Il nous faut la logique des mondes.
Voyons.
X
Quant à moi,—si j'avais, non pas le génie des découvertes que M. de Humboldt n'avait évidemment pas reçu du ciel, mais l'aptitude patiente et infatigable aux études physiques que cet homme, remarquable par sa volonté, a manifestée pendant quatre-vingt-douze ans d'existence;
Et si je possédais, comme lui, la notion exacte et complète de tous les phénomènes dont l'univers est composé, de manière à me faire à moi-même et à reproduire pour les autres le tableau de l'universelle création, je commencerais par une humble invocation à genoux à l'auteur caché de ce Cosmos à travers lequel il me permet, sinon de l'entrevoir, du moins de le conclure; et une belle nuit d'été, soit sur les vagues illuminées de l'Océan qui me porte aux extrémités de l'univers, soit sur un sommet neigeux du Chimboraço, soit sur un rocher culminant des Alpes, je tomberais à ses pieds; je laisserais sa grandeur, sa puissance, sa bonté, me pénétrer, m'échauffer, m'embraser, comme le charbon de feu qui ouvrit les lèvres du prophète, et je lui dirais en face de ses soleils, de ses étoiles, de ses nébuleuses et de ses comètes:
«Toi qui es! toi dont j'ignore le nom, parce qu'aucun être et aucun Cosmos n'est assez vaste pour contenir l'image ou le son du nom de son auteur; infini! incréé! innommé! source et abîme de tout! océan sans rivage et sans fond, qui, dans ton flux et reflux éternel, laisse écouler, sans jamais t'épuiser, ces myriades de mondes grands ou petits les uns vis-à-vis des autres, mais qui, par rapport à toi, sont tous également grands,—depuis le soleil qui arpente d'un pas l'incommensurable étendue, jusqu'aux animalcules impalpables dont l'univers est composé, qu'on ne distingue qu'au télescope, et dont les corps organisés et couchés par la mort dans leur sépulcre commun ne formeraient pas l'ongle du doigt d'un enfant avec deux cent millions de leurs cadavres en poussière!
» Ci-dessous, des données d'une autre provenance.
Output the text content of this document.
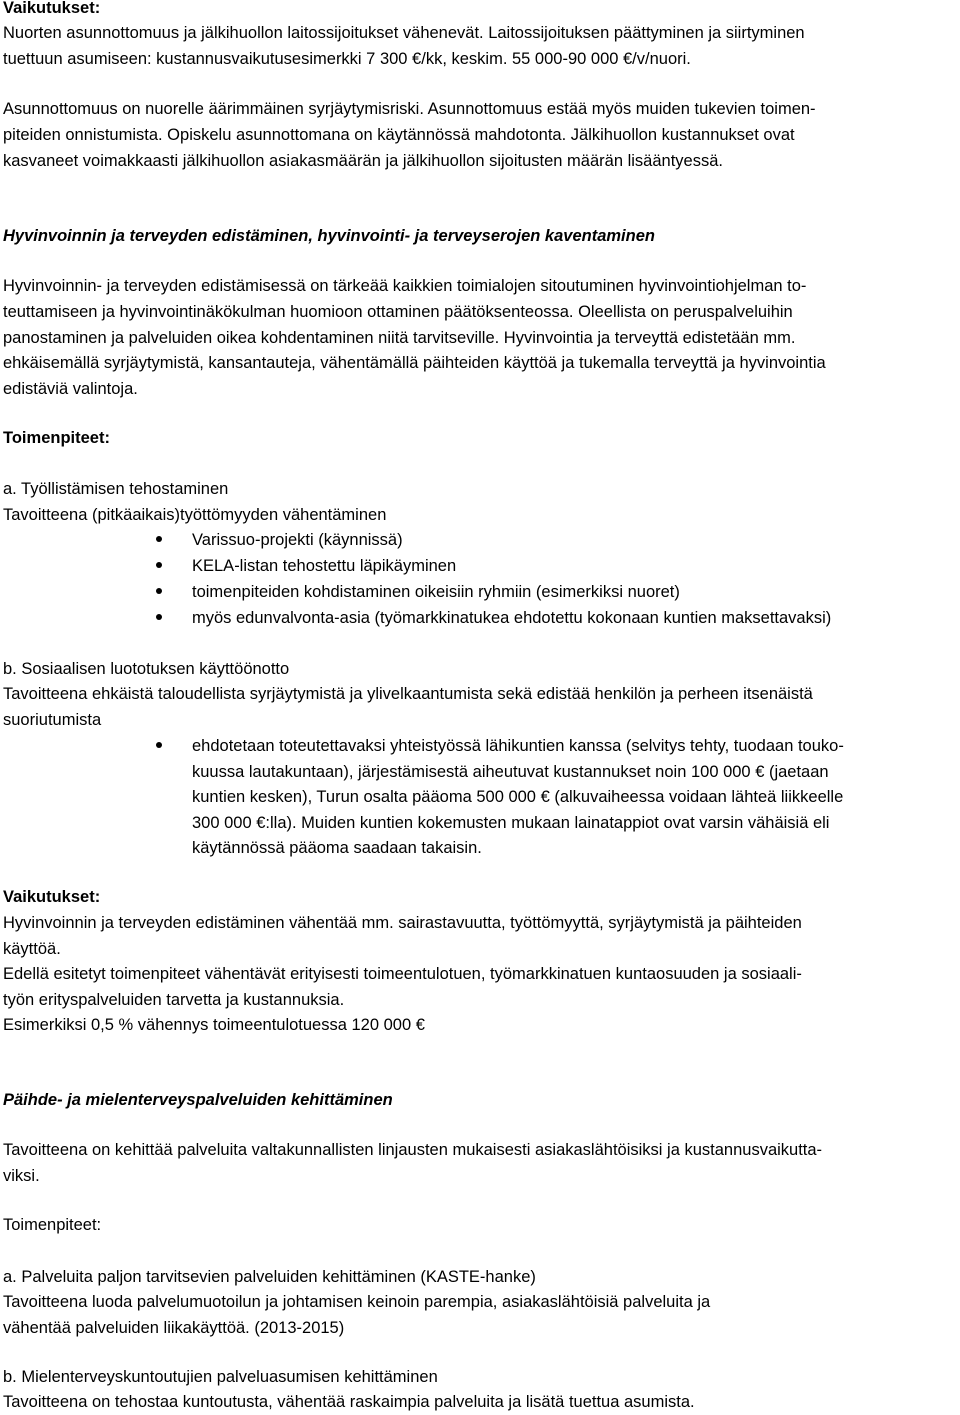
Vaikutukset:
Nuorten asunnottomuus ja jälkihuollon laitossijoitukset vähenevät. Laitossijoituksen päättyminen ja siirtyminen
tuettuun asumiseen: kustannusvaikutusesimerkki 7 300 €/kk, keskim. 55 000-90 000 €/v/nuori.
Asunnottomuus on nuorelle äärimmäinen syrjäytymisriski. Asunnottomuus estää myös muiden tukevien toimen-
piteiden onnistumista. Opiskelu asunnottomana on käytännössä mahdotonta. Jälkihuollon kustannukset ovat
kasvaneet voimakkaasti jälkihuollon asiakasmäärän ja jälkihuollon sijoitusten määrän lisääntyessä.
Hyvinvoinnin ja terveyden edistäminen, hyvinvointi- ja terveyserojen kaventaminen
Hyvinvoinnin- ja terveyden edistämisessä on tärkeää kaikkien toimialojen sitoutuminen hyvinvointiohjelman to-
teuttamiseen ja hyvinvointinäkökulman huomioon ottaminen päätöksenteossa. Oleellista on peruspalveluihin
panostaminen ja palveluiden oikea kohdentaminen niitä tarvitseville. Hyvinvointia ja terveyttä edistetään mm.
ehkäisemällä syrjäytymistä, kansantauteja, vähentämällä päihteiden käyttöä ja tukemalla terveyttä ja hyvinvointia
edistäviä valintoja.
Toimenpiteet:
a. Työllistämisen tehostaminen
Tavoitteena (pitkäaikais)työttömyyden vähentäminen
Varissuo-projekti (käynnissä)
KELA-listan tehostettu läpikäyminen
toimenpiteiden kohdistaminen oikeisiin ryhmiin (esimerkiksi nuoret)
myös edunvalvonta-asia (työmarkkinatukea ehdotettu kokonaan kuntien maksettavaksi)
b. Sosiaalisen luototuksen käyttöönotto
Tavoitteena ehkäistä taloudellista syrjäytymistä ja ylivelkaantumista sekä edistää henkilön ja perheen itsenäistä
suoriutumista
ehdotetaan toteutettavaksi yhteistyössä lähikuntien kanssa (selvitys tehty, tuodaan touko-
kuussa lautakuntaan), järjestämisestä aiheutuvat kustannukset noin 100 000 € (jaetaan
kuntien kesken), Turun osalta pääoma 500 000 € (alkuvaiheessa voidaan lähteä liikkeelle
300 000 €:lla). Muiden kuntien kokemusten mukaan lainatappiot ovat varsin vähäisiä eli
käytännössä pääoma saadaan takaisin.
Vaikutukset:
Hyvinvoinnin ja terveyden edistäminen vähentää mm. sairastavuutta, työttömyyttä, syrjäytymistä ja päihteiden
käyttöä.
Edellä esitetyt toimenpiteet vähentävät erityisesti toimeentulotuen, työmarkkinatuen kuntaosuuden ja sosiaali-
työn erityspalveluiden tarvetta ja kustannuksia.
Esimerkiksi 0,5 % vähennys toimeentulotuessa 120 000 €
Päihde- ja mielenterveyspalveluiden kehittäminen
Tavoitteena on kehittää palveluita valtakunnallisten linjausten mukaisesti asiakaslähtöisiksi ja kustannusvaikutta-
viksi.
Toimenpiteet:
a. Palveluita paljon tarvitsevien palveluiden kehittäminen (KASTE-hanke)
Tavoitteena luoda palvelumuotoilun ja johtamisen keinoin parempia, asiakaslähtöisiä palveluita ja
vähentää palveluiden liikakäyttöä. (2013-2015)
b. Mielenterveyskuntoutujien palveluasumisen kehittäminen
Tavoitteena on tehostaa kuntoutusta, vähentää raskaimpia palveluita ja lisätä tuettua asumista.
«Je me sens saisi devant tes œuvres, non-seulement de ce tressaillement sacré qui m'écrase d'enthousiasme devant tes immensités et tes perfections réunies, mais encore de la passion de te rendre gloire dans tes ouvrages, comme un insecte qui, ayant vu la trace du pied d'un géant imprimée sur le sable, s'arrête épouvanté d'admiration, la mesure, l'adore et la baise, comme une mesure de la grandeur de l'Être inconnu,—avant de la décrire pour lui et pour les autres.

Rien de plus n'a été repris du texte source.